A week that marked the return of capital punishment by the US government after a 17-year hiatus is due to end with a third planned execution of a federal prisoner today.
If Donald Trump’s administration faces no legal obstacle in putting Dustin Lee Honken, a convicted murderer, to death by lethal injection at 4pm EDT (9pm BST), it will have completed as many executions in a few days as happened in the preceding 57 years.
Government plans third execution this week after 17-year hiatus
Lawyers for the condemned men have amassed legal challenges, which include arguments that the US Department of Justice’s new one-drug lethal-injection protocol breaches a constitutional ban on cruel and unusual punishments.
These arguments have been rejected twice this week in overnight rulings by a 5-4 majority in the Supreme Court.
Dustin Honken was a dealer in illegal methamphetamine when he and his girlfriend murdered five people in Iowa in 1993, including two girls aged 10 and 6. He was convicted in 2004.

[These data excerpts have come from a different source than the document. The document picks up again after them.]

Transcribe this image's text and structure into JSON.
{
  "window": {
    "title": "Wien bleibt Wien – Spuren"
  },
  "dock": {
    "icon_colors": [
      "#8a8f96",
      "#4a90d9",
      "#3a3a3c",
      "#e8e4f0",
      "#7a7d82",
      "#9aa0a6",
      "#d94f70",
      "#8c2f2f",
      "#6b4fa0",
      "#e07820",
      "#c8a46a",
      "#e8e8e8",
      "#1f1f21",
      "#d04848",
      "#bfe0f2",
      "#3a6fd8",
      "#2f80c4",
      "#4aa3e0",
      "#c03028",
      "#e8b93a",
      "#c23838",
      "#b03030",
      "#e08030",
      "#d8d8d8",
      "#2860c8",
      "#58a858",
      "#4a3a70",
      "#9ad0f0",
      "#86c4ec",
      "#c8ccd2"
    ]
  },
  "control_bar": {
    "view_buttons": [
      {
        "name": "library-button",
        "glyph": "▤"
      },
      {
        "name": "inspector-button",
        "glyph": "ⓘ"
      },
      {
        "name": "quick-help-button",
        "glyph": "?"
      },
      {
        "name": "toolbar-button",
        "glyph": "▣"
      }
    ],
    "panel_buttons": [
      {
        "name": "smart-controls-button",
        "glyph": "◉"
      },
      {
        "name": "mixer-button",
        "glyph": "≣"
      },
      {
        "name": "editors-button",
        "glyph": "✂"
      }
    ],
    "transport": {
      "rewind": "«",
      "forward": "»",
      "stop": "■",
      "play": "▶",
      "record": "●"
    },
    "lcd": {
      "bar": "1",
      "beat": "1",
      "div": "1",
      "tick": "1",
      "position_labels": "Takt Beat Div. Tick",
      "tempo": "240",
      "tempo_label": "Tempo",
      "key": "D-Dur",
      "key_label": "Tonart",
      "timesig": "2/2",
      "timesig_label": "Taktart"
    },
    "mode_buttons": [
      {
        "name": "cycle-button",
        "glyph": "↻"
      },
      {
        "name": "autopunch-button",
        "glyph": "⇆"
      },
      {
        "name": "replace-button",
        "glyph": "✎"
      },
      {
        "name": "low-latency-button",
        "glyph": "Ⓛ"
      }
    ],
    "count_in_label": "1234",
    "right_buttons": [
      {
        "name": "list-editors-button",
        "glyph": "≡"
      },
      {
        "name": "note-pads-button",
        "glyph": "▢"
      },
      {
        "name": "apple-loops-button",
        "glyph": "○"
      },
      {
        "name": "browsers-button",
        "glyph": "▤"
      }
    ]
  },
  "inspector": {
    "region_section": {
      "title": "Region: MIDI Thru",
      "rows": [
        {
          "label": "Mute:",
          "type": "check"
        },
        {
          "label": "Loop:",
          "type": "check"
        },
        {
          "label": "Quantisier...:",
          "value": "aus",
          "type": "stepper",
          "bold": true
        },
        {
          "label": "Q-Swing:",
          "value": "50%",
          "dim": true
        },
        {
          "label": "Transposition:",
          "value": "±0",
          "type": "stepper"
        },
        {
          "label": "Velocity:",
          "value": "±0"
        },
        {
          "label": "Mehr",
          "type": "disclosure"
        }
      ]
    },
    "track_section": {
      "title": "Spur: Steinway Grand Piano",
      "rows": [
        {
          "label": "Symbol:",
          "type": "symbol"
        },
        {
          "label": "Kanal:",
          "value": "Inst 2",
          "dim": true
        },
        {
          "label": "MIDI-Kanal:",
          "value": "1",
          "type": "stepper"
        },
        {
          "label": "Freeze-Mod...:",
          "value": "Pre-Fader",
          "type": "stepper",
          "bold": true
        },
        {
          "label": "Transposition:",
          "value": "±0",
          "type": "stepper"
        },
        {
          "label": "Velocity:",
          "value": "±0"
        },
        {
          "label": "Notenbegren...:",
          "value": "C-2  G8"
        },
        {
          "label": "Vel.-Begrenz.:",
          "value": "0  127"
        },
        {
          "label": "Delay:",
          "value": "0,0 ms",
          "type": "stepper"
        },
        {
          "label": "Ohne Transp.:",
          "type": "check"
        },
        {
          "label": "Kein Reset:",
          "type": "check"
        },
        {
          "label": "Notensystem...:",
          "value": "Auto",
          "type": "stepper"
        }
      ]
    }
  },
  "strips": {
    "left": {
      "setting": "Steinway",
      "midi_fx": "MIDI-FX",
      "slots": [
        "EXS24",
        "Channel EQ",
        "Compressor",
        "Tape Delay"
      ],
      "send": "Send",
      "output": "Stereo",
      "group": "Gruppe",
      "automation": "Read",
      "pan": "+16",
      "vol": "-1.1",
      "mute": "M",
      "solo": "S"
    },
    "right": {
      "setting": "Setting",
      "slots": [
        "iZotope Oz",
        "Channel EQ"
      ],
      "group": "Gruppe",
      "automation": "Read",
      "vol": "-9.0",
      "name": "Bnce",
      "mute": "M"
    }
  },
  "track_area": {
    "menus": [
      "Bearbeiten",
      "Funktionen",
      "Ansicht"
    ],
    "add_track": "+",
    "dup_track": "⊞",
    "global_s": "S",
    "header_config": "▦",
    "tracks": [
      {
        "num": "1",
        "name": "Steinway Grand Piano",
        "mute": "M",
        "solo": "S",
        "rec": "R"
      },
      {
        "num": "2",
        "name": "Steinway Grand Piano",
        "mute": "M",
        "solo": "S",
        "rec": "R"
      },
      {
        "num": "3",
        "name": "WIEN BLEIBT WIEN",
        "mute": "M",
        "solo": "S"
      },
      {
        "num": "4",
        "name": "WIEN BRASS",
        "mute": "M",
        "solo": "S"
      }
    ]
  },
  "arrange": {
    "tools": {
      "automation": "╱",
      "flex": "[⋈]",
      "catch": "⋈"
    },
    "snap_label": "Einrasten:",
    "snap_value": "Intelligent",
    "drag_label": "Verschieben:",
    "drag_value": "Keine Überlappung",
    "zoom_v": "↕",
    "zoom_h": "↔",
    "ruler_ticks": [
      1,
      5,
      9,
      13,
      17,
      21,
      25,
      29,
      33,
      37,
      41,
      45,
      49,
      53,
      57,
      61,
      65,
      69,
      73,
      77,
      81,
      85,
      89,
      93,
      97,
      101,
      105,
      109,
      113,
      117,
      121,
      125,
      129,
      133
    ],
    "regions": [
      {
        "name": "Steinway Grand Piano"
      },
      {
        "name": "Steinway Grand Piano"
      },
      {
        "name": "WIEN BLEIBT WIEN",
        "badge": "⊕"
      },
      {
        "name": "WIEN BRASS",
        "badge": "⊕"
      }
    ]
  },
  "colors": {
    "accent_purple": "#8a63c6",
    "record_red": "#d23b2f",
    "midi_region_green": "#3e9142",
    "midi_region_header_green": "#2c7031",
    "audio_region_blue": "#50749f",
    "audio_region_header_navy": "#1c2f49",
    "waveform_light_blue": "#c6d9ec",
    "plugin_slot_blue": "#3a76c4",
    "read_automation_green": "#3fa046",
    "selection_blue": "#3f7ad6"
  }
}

He is one of several inmates on federal death row in Terre Haute, Indiana, who have said the new one-drug protocol, which replaces a three-drug protocol the government last used in 2003, would cause an unnecessarily painful death.
The litigation will continue in the US District Court in Washington with the surviving inmates. Since last year, Judge Tanya Chutkan, who is overseeing the cases, has ordered injunctions on three occasions delaying the scheduled executions to allow the legal challenges to play out. All three were overruled by the Supreme Court.
Two other men convicted of murdering children were executed in Terre Haute earlier this week: Daniel Lee on Tuesday, and Wesley Purkey on Thursday.